What should there be more focus on (or less) as the neighborhood status reports are completed in the coming months?
  • Need data on: How people commute to work. Family information. 
  • Families aren’t going to pick our neighborhood if there is nothing for their kids to do. 
  • Implementation of the plan: how will changes come about, who is going to do it, how long will it take? 
  • The need for different urban villages to ban together?
  • Concern with distribution of information Internet vs. paper.

0 thoughts on “‘Second chance’ planning meeting flooded by CD neighbors

  1. ” ‘Slapping a name on a park is an insult not an attribute.’ No historical explanation or relevance behind the names on city parks.”

    This is the sort of “community input” that really drives me batty: The City does its part by establishing and maintaining a park, and giving it a name that the community requests. Why can’t the community come forward, by means of a Rotary or Kiwanis, or school kids, or tip jars in bars – as has been done for decades – and provide a commemorative plaque? Why does/should the city do it all? Why are we so passive?

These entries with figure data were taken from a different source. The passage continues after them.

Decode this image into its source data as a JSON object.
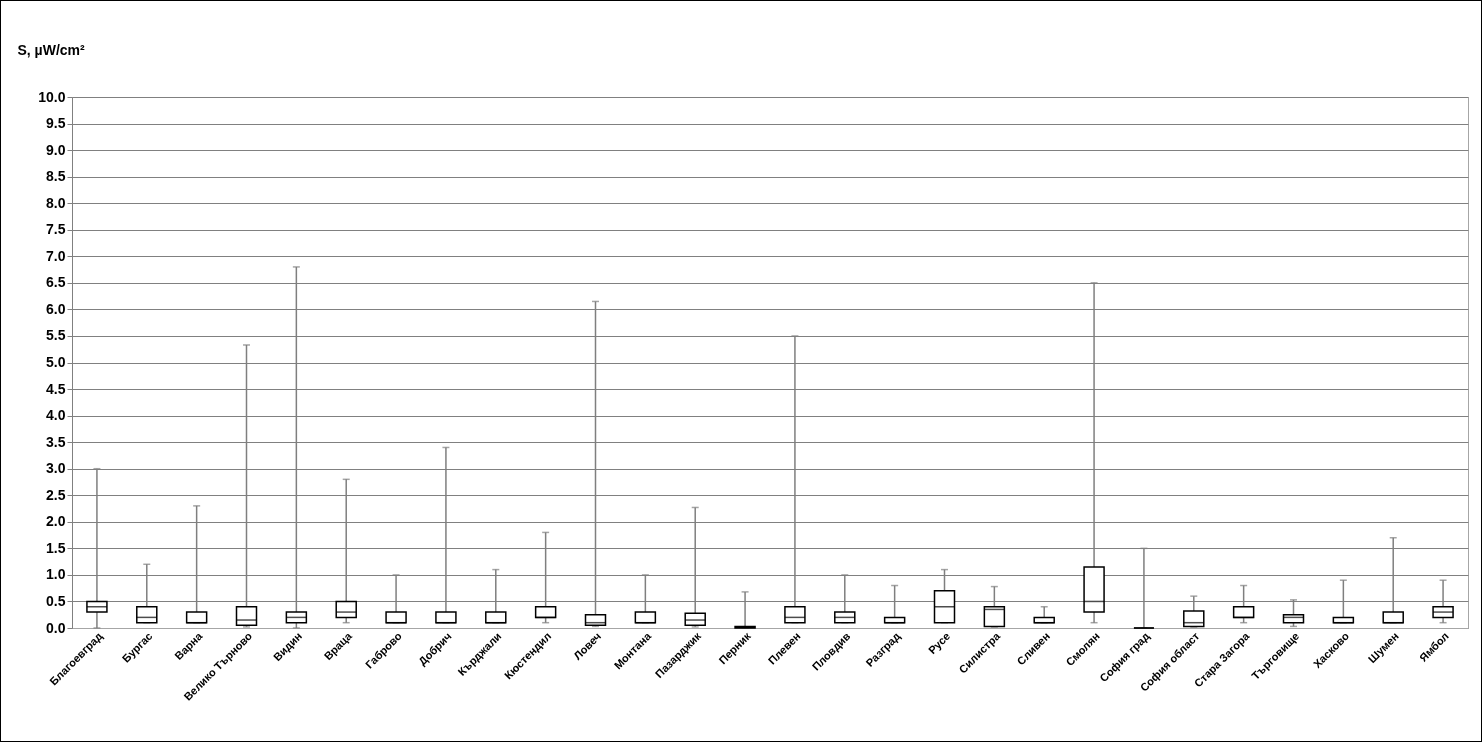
{
  "chart_data": {
    "type": "box",
    "ylabel": "S, µW/cm²",
    "categories": [
      "Благоевград",
      "Бургас",
      "Варна",
      "Велико Търново",
      "Видин",
      "Враца",
      "Габрово",
      "Добрич",
      "Кърджали",
      "Кюстендил",
      "Ловеч",
      "Монтана",
      "Пазарджик",
      "Перник",
      "Плевен",
      "Пловдив",
      "Разград",
      "Русе",
      "Силистра",
      "Сливен",
      "Смолян",
      "София град",
      "София област",
      "Стара Загора",
      "Търговище",
      "Хасково",
      "Шумен",
      "Ямбол"
    ],
    "boxes": [
      {
        "low": 0.0,
        "q1": 0.3,
        "median": 0.4,
        "q3": 0.5,
        "high": 3.0
      },
      {
        "low": 0.1,
        "q1": 0.1,
        "median": 0.2,
        "q3": 0.4,
        "high": 1.2
      },
      {
        "low": 0.1,
        "q1": 0.1,
        "median": 0.1,
        "q3": 0.3,
        "high": 2.3
      },
      {
        "low": 0.02,
        "q1": 0.05,
        "median": 0.15,
        "q3": 0.4,
        "high": 5.33
      },
      {
        "low": 0.0,
        "q1": 0.1,
        "median": 0.2,
        "q3": 0.3,
        "high": 6.8
      },
      {
        "low": 0.1,
        "q1": 0.2,
        "median": 0.3,
        "q3": 0.5,
        "high": 2.8
      },
      {
        "low": 0.1,
        "q1": 0.1,
        "median": 0.1,
        "q3": 0.3,
        "high": 1.0
      },
      {
        "low": 0.1,
        "q1": 0.1,
        "median": 0.1,
        "q3": 0.3,
        "high": 3.4
      },
      {
        "low": 0.1,
        "q1": 0.1,
        "median": 0.1,
        "q3": 0.3,
        "high": 1.1
      },
      {
        "low": 0.1,
        "q1": 0.2,
        "median": 0.2,
        "q3": 0.4,
        "high": 1.8
      },
      {
        "low": 0.03,
        "q1": 0.05,
        "median": 0.1,
        "q3": 0.25,
        "high": 6.15
      },
      {
        "low": 0.1,
        "q1": 0.1,
        "median": 0.1,
        "q3": 0.3,
        "high": 1.0
      },
      {
        "low": 0.02,
        "q1": 0.05,
        "median": 0.15,
        "q3": 0.28,
        "high": 2.27
      },
      {
        "low": 0.0,
        "q1": 0.0,
        "median": 0.02,
        "q3": 0.03,
        "high": 0.68
      },
      {
        "low": 0.1,
        "q1": 0.1,
        "median": 0.2,
        "q3": 0.4,
        "high": 5.5
      },
      {
        "low": 0.1,
        "q1": 0.1,
        "median": 0.2,
        "q3": 0.3,
        "high": 1.0
      },
      {
        "low": 0.1,
        "q1": 0.1,
        "median": 0.1,
        "q3": 0.2,
        "high": 0.8
      },
      {
        "low": 0.1,
        "q1": 0.1,
        "median": 0.4,
        "q3": 0.7,
        "high": 1.1
      },
      {
        "low": 0.02,
        "q1": 0.03,
        "median": 0.35,
        "q3": 0.4,
        "high": 0.78
      },
      {
        "low": 0.1,
        "q1": 0.1,
        "median": 0.1,
        "q3": 0.2,
        "high": 0.4
      },
      {
        "low": 0.1,
        "q1": 0.3,
        "median": 0.5,
        "q3": 1.15,
        "high": 6.5
      },
      {
        "low": 0.0,
        "q1": 0.0,
        "median": 0.0,
        "q3": 0.0,
        "high": 1.5
      },
      {
        "low": 0.02,
        "q1": 0.03,
        "median": 0.1,
        "q3": 0.32,
        "high": 0.6
      },
      {
        "low": 0.1,
        "q1": 0.2,
        "median": 0.2,
        "q3": 0.4,
        "high": 0.8
      },
      {
        "low": 0.03,
        "q1": 0.1,
        "median": 0.2,
        "q3": 0.25,
        "high": 0.53
      },
      {
        "low": 0.1,
        "q1": 0.1,
        "median": 0.1,
        "q3": 0.2,
        "high": 0.9
      },
      {
        "low": 0.1,
        "q1": 0.1,
        "median": 0.1,
        "q3": 0.3,
        "high": 1.7
      },
      {
        "low": 0.1,
        "q1": 0.2,
        "median": 0.3,
        "q3": 0.4,
        "high": 0.9
      }
    ],
    "ylim": [
      0,
      10
    ],
    "yticks": [
      {
        "value": 0,
        "label": "0.0"
      },
      {
        "value": 0.5,
        "label": "0.5"
      },
      {
        "value": 1,
        "label": "1.0"
      },
      {
        "value": 1.5,
        "label": "1.5"
      },
      {
        "value": 2,
        "label": "2.0"
      },
      {
        "value": 2.5,
        "label": "2.5"
      },
      {
        "value": 3,
        "label": "3.0"
      },
      {
        "value": 3.5,
        "label": "3.5"
      },
      {
        "value": 4,
        "label": "4.0"
      },
      {
        "value": 4.5,
        "label": "4.5"
      },
      {
        "value": 5,
        "label": "5.0"
      },
      {
        "value": 5.5,
        "label": "5.5"
      },
      {
        "value": 6,
        "label": "6.0"
      },
      {
        "value": 6.5,
        "label": "6.5"
      },
      {
        "value": 7,
        "label": "7.0"
      },
      {
        "value": 7.5,
        "label": "7.5"
      },
      {
        "value": 8,
        "label": "8.0"
      },
      {
        "value": 8.5,
        "label": "8.5"
      },
      {
        "value": 9,
        "label": "9.0"
      },
      {
        "value": 9.5,
        "label": "9.5"
      },
      {
        "value": 10,
        "label": "10.0"
      }
    ],
    "grid": "y"
  }
}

    For precedent, let’s look at Volunteer Park and its various memorials: I lift the following directly from the Seattle Parks Department website. ( http://www.seattle.gov/parks/park_detail.asp?ID=399)

    Volunteer Monument
    The granite boulder was erected in 1952, promoted by J. Willis Sayre, editor, concert and theatre manager, historian and veteran, through the United Spanish War Veterans (designed by Cassius Beardsley).

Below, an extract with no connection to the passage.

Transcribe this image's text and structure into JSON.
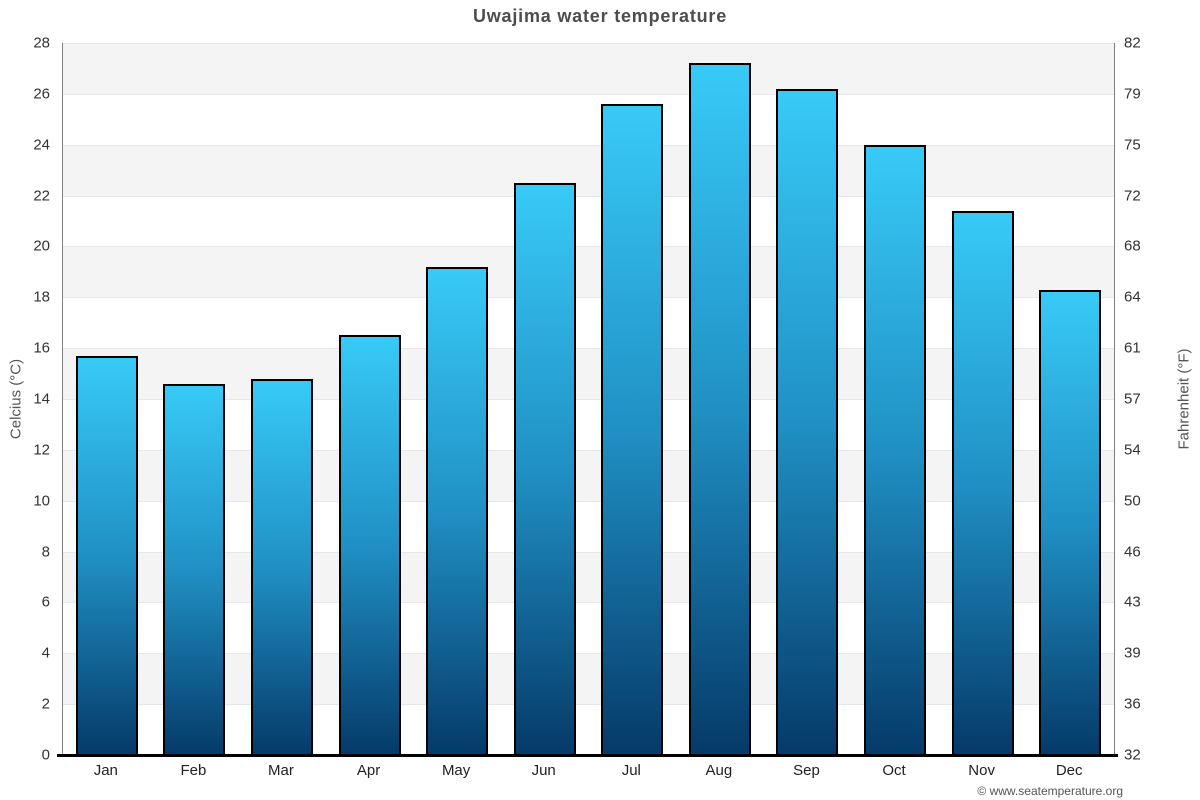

    Seward Sculpture and pedestal
    …….Sculpture financed by public subscription, sponsored by GG Beninghauser (jeweler), Meany, McGraw, et al.

    Burke Monument
    Dedicated in 1930 to honor pioneer Judge Thomas Burke (1849-1925) …… memorial contributed by admirers of Judge Burke.

    “Block” Playsculpture
    Honors Dorothy W. Block (1926-1961) ……. Sculpture sponsored by Block foundation.

    You’ll notice all these tributes were provided by outside parties and given to the park. These people and organization didn’t expect the City to provide “historical explanation or relevance”.

    If you want to be proud of your parks, and of their heritage, you have to do more than just agitate for a name and then sit back and complain when nobody knows who you are honoring. Having a community means maintaining that community, and leaving tributes for future generations.